You can also enjoy up-close performances at Pearl Street Warehouse or Union Stage from local acts.
A floating barge, anchored just off the main pier, is also a regular spot for outdoor performances.
Sleep It Off
If you want to make a weekend of it, InterContinental Washington D.C. – The Wharf is a wise pick for a contemporary experience equally suited to business and pleasure. The 278-room hotel boasts incredible views of the city skyline and waterfront.
Also within walking distance is the Forbes Travel Guide Four-Star Mandarin Oriental, Washington D.C. In addition to a recently completed a $20 million renovation, this elegant hotel also boasts the incredibly Zen Four-Star spa.

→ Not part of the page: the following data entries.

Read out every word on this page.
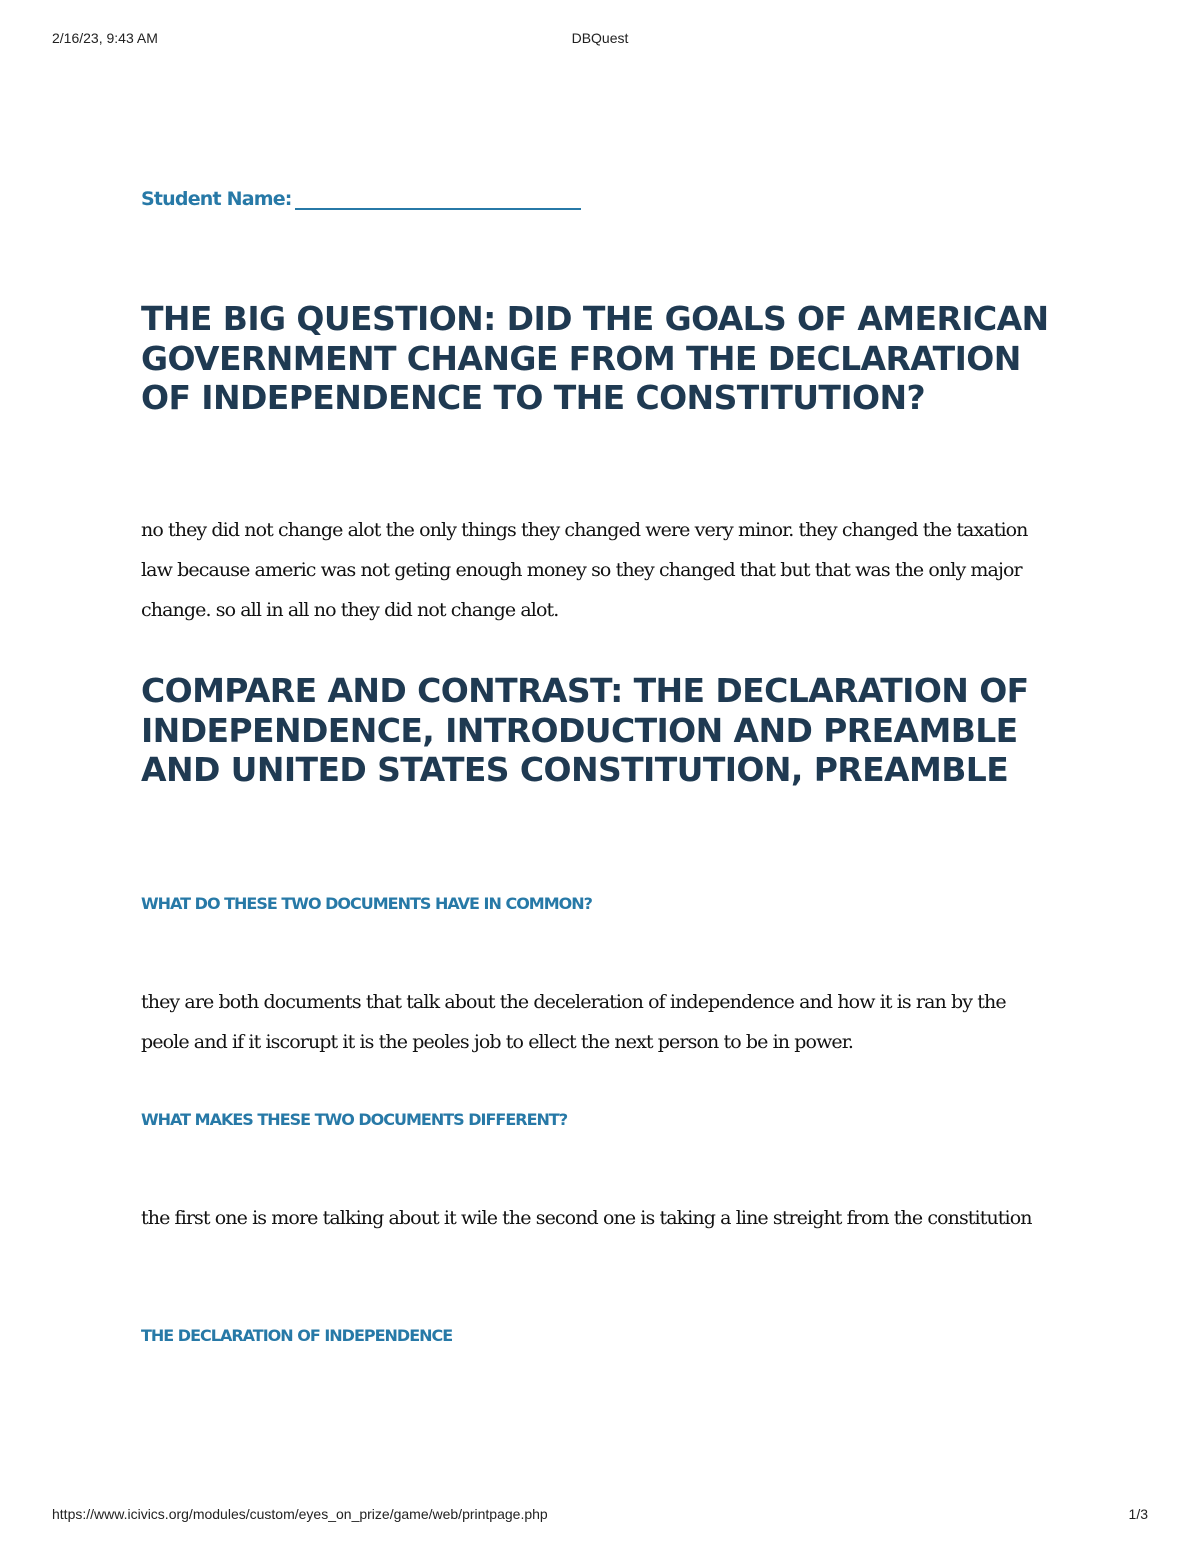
2/16/23, 9:43 AM	DBQuest
Student Name:
THE BIG QUESTION: DID THE GOALS OF AMERICAN GOVERNMENT CHANGE FROM THE DECLARATION OF INDEPENDENCE TO THE CONSTITUTION?

no they did not change alot the only things they changed were very minor. they changed the taxation law because americ was not geting enough money so they changed that but that was the only major change. so all in all no they did not change alot.

COMPARE AND CONTRAST: THE DECLARATION OF INDEPENDENCE, INTRODUCTION AND PREAMBLE AND UNITED STATES CONSTITUTION, PREAMBLE
WHAT DO THESE TWO DOCUMENTS HAVE IN COMMON?

they are both documents that talk about the deceleration of independence and how it is ran by the peole and if it iscorupt it is the peoles job to ellect the next person to be in power.

WHAT MAKES THESE TWO DOCUMENTS DIFFERENT?

the first one is more talking about it wile the second one is taking a line streight from the constitution

THE DECLARATION OF INDEPENDENCE
https://www.icivics.org/modules/custom/eyes_on_prize/game/web/printpage.php	1/3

The Wharf isn’t accessible by Metro, but you can take a shuttle bus from either the Waterfront Metro on the green line or the L’Enfant Metro on the blue, orange, silver, yellow and green lines. Bike parking is also available.
Parking, like any city destination, is at a premium — there are only 1,500 spaces available, but another thousand will open as construction clears. For the moment, the easiest way to get around is to Uber or Lyft your way there.
A new water taxi even connects the neighborhood with its waterfront counterparts. Nearby Georgetown, Yards Park (where the city’s Washington Nationals baseball team plays), Old Town Alexandria and National Harbor are all accessible by water.